Jeremiah

Jeremiah 1:1-10

The Lord sovereignly calls, authorizes, and strengthens Jeremiah to speak His covenantal word of judgment and hope to Judah and the nations.

Jeremiah 1:1-10 (WEB)

1 The words of Jeremiah the son of Hilkiah, one of the priests who were in Anathoth in the land of Benjamin.

2 Yahweh’s word came to him in the days of Josiah the son of Amon, king of Judah, in the thirteenth year of his reign.

3 It came also in the days of Jehoiakim the son of Josiah, king of Judah, to the end of the eleventh year of Zedekiah, the son of Josiah, king of Judah, to the carrying away of Jerusalem captive in the fifth month.

4 Now Yahweh’s word came to me, saying,

5 “Before I formed you in the womb, I knew you. Before you were born, I sanctified you. I have appointed you a prophet to the nations.”

6 Then I said, “Ah, Lord Yahweh! Behold, I don’t know how to speak; for I am a child.”

7 But Yahweh said to me, “Don’t say, ‘I am a child;’ for you must go to whomever I send you, and you must say whatever I command you.

8 Don’t be afraid because of them, for I am with you to rescue you,” says Yahweh.

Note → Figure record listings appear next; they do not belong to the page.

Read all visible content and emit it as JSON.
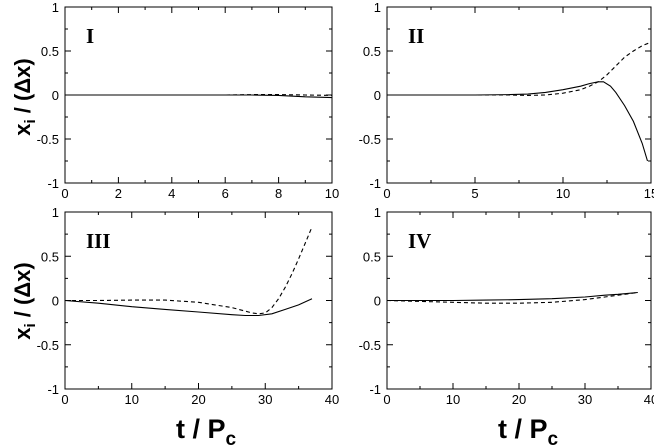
{
  "figure": {
    "ylabel_main": "x",
    "ylabel_sub": "i",
    "ylabel_rest": " / (Δx)",
    "xlabel_main": "t / P",
    "xlabel_sub": "c"
  },
  "chart_data": [
    {
      "type": "line",
      "panel_label": "I",
      "xlim": [
        0,
        10
      ],
      "ylim": [
        -1,
        1
      ],
      "xticks": [
        "0",
        "2",
        "4",
        "6",
        "8",
        "10"
      ],
      "yticks": [
        "-1",
        "-0.5",
        "0",
        "0.5",
        "1"
      ],
      "series": [
        {
          "style": "solid",
          "x": [
            0,
            2,
            4,
            6,
            7,
            8,
            9,
            10
          ],
          "y": [
            0,
            0,
            0,
            0,
            0,
            -0.005,
            -0.02,
            -0.03
          ]
        },
        {
          "style": "dashed",
          "x": [
            0,
            2,
            4,
            6,
            7,
            8,
            9,
            10
          ],
          "y": [
            0,
            0,
            0,
            0,
            0.005,
            0.005,
            0,
            -0.005
          ]
        }
      ]
    },
    {
      "type": "line",
      "panel_label": "II",
      "xlim": [
        0,
        15
      ],
      "ylim": [
        -1,
        1
      ],
      "xticks": [
        "0",
        "5",
        "10",
        "15"
      ],
      "yticks": [
        "-1",
        "-0.5",
        "0",
        "0.5",
        "1"
      ],
      "series": [
        {
          "style": "solid",
          "x": [
            0,
            5,
            7,
            8,
            9,
            10,
            11,
            11.5,
            12,
            12.3,
            12.7,
            13,
            13.5,
            14,
            14.5,
            14.8
          ],
          "y": [
            0,
            0,
            0.005,
            0.01,
            0.03,
            0.06,
            0.1,
            0.13,
            0.15,
            0.15,
            0.1,
            0.03,
            -0.12,
            -0.3,
            -0.55,
            -0.75
          ]
        },
        {
          "style": "dashed",
          "x": [
            0,
            5,
            7,
            8,
            9,
            10,
            11,
            11.5,
            12,
            12.5,
            13,
            13.5,
            14,
            14.5,
            15
          ],
          "y": [
            0,
            0,
            0,
            -0.005,
            0,
            0.02,
            0.06,
            0.1,
            0.15,
            0.23,
            0.33,
            0.43,
            0.5,
            0.56,
            0.6
          ]
        }
      ]
    },
    {
      "type": "line",
      "panel_label": "III",
      "xlim": [
        0,
        40
      ],
      "ylim": [
        -1,
        1
      ],
      "xticks": [
        "0",
        "10",
        "20",
        "30",
        "40"
      ],
      "yticks": [
        "-1",
        "-0.5",
        "0",
        "0.5",
        "1"
      ],
      "series": [
        {
          "style": "solid",
          "x": [
            0,
            5,
            10,
            15,
            20,
            25,
            27,
            29,
            31,
            33,
            35,
            37
          ],
          "y": [
            0,
            -0.03,
            -0.07,
            -0.1,
            -0.13,
            -0.16,
            -0.17,
            -0.17,
            -0.15,
            -0.1,
            -0.05,
            0.02
          ]
        },
        {
          "style": "dashed",
          "x": [
            0,
            5,
            10,
            15,
            20,
            25,
            27,
            28,
            29,
            30,
            31,
            32,
            33,
            34,
            35,
            36,
            37
          ],
          "y": [
            0,
            0,
            0.005,
            0.005,
            -0.02,
            -0.08,
            -0.12,
            -0.14,
            -0.15,
            -0.14,
            -0.08,
            0.02,
            0.15,
            0.3,
            0.47,
            0.65,
            0.83
          ]
        }
      ]
    },
    {
      "type": "line",
      "panel_label": "IV",
      "xlim": [
        0,
        40
      ],
      "ylim": [
        -1,
        1
      ],
      "xticks": [
        "0",
        "10",
        "20",
        "30",
        "40"
      ],
      "yticks": [
        "-1",
        "-0.5",
        "0",
        "0.5",
        "1"
      ],
      "series": [
        {
          "style": "solid",
          "x": [
            0,
            5,
            10,
            15,
            20,
            25,
            30,
            33,
            35,
            38
          ],
          "y": [
            0,
            0,
            0,
            0.005,
            0.01,
            0.02,
            0.04,
            0.06,
            0.07,
            0.09
          ]
        },
        {
          "style": "dashed",
          "x": [
            0,
            5,
            10,
            15,
            20,
            25,
            30,
            33,
            35,
            38
          ],
          "y": [
            0,
            -0.01,
            -0.02,
            -0.03,
            -0.03,
            -0.02,
            0.01,
            0.04,
            0.06,
            0.09
          ]
        }
      ]
    }
  ]
}
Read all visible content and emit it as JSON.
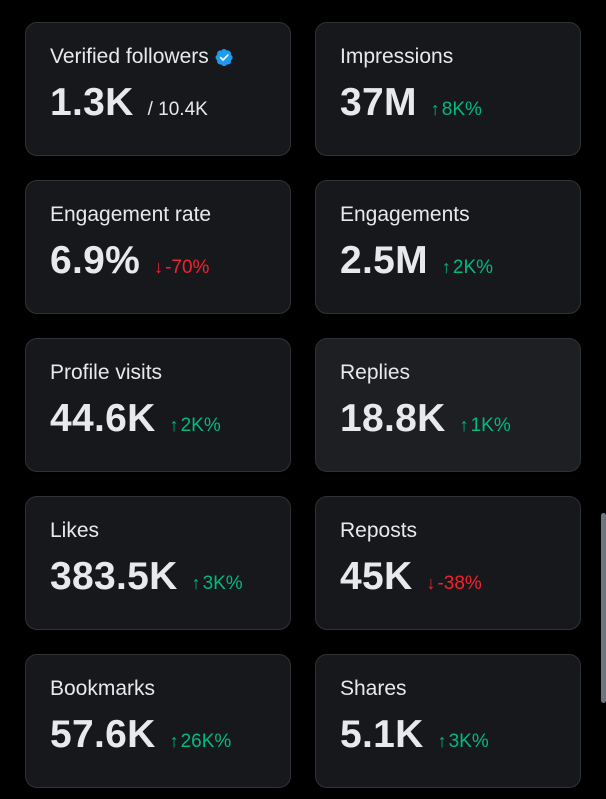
{
  "cards": [
    {
      "label": "Verified followers",
      "value": "1.3K",
      "sub": "/ 10.4K",
      "verified": true
    },
    {
      "label": "Impressions",
      "value": "37M",
      "change": {
        "direction": "up",
        "text": "8K%"
      }
    },
    {
      "label": "Engagement rate",
      "value": "6.9%",
      "change": {
        "direction": "down",
        "text": "-70%"
      }
    },
    {
      "label": "Engagements",
      "value": "2.5M",
      "change": {
        "direction": "up",
        "text": "2K%"
      }
    },
    {
      "label": "Profile visits",
      "value": "44.6K",
      "change": {
        "direction": "up",
        "text": "2K%"
      }
    },
    {
      "label": "Replies",
      "value": "18.8K",
      "change": {
        "direction": "up",
        "text": "1K%"
      },
      "highlighted": true
    },
    {
      "label": "Likes",
      "value": "383.5K",
      "change": {
        "direction": "up",
        "text": "3K%"
      }
    },
    {
      "label": "Reposts",
      "value": "45K",
      "change": {
        "direction": "down",
        "text": "-38%"
      }
    },
    {
      "label": "Bookmarks",
      "value": "57.6K",
      "change": {
        "direction": "up",
        "text": "26K%"
      }
    },
    {
      "label": "Shares",
      "value": "5.1K",
      "change": {
        "direction": "up",
        "text": "3K%"
      }
    }
  ],
  "icons": {
    "up": "↑",
    "down": "↓",
    "verified": "verified-badge-icon"
  },
  "colors": {
    "background": "#000000",
    "card": "#16181c",
    "card_highlight": "#1d1f23",
    "border": "#2f3336",
    "text": "#e7e9ea",
    "up": "#00ba7c",
    "down": "#f4212e",
    "verified": "#1d9bf0"
  }
}
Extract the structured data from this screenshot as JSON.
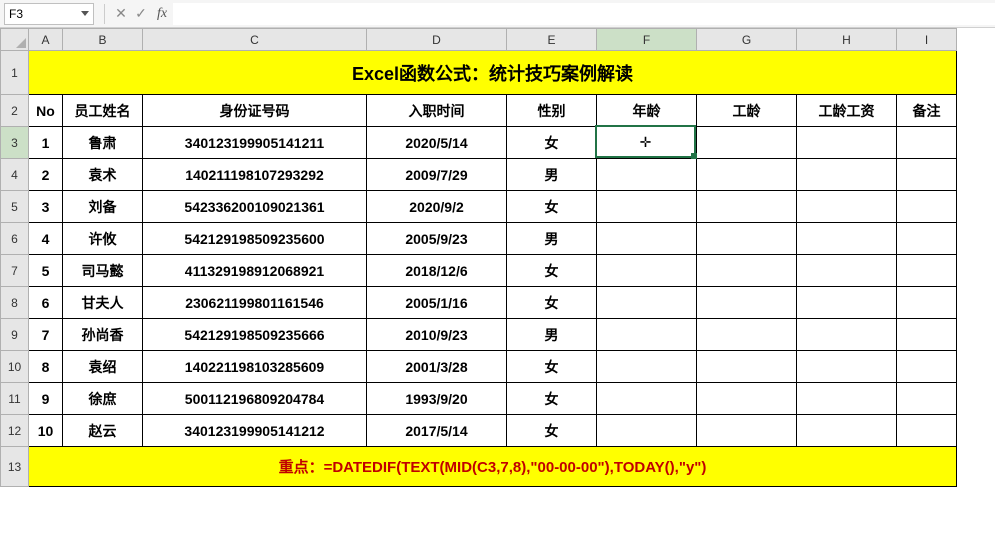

9 Then Yahweh stretched out his hand, and touched my mouth. Then Yahweh said to me, “Behold, I have put my words in your mouth.

10 Behold, I have today set you over the nations and over the kingdoms, to uproot and to tear down, to destroy and to overthrow, to build and to plant.”

Central Idea

The LORD sovereignly calls, authorizes, and strengthens Jeremiah to speak His covenantal word of judgment and hope to Judah and the nations.

Authorial Intent

To establish Jeremiah as the LORD's divinely chosen prophet whose calling, authority, and message arise from God's sovereign initiative rather than human ambition, and whose ministry will confront nations and kingdoms with covenantal judgment and covenantal hope.

Literary Context

These opening verses function as the formal commissioning account for the book. They follow the superscription in Jeremiah 1:1-3, which places the prophet historically within the reigns of Josiah, Jehoiakim, and Zedekiah, and they prepare the reader for the whole shape of Jeremiah's ministry. What follows in the book repeatedly demonstrates the realities introduced here: Jeremiah will speak to Judah and Jerusalem under divine appointment, face resistance, announce judgment, expose false confidence, and still hold forth the LORD's purposes for restoration. The commissioning also anticipates later tensions in the book between true and false prophecy, divine word and human denial, covenant guilt and promised renewal.

Historical Context

Jeremiah ministered during the final decades of the kingdom of Judah, when Assyrian dominance had waned, Babylon was rising, and Judah's covenant unfaithfulness was ripening toward judgment. The passage's setting begins in the days of Josiah and extends into the years leading to Jerusalem's fall. Jeremiah's commissioning therefore belongs to a moment of reform efforts, persistent spiritual corruption, geopolitical instability, and impending covenant sanctions.

Chapter: Jeremiah 1

The LORD Calls Jeremiah as Prophet to the Nations

The LORD appoints Jeremiah before birth, gives him his word, and makes him stand against a rebellious people so that divine judgment and future hope may be faithfully proclaimed.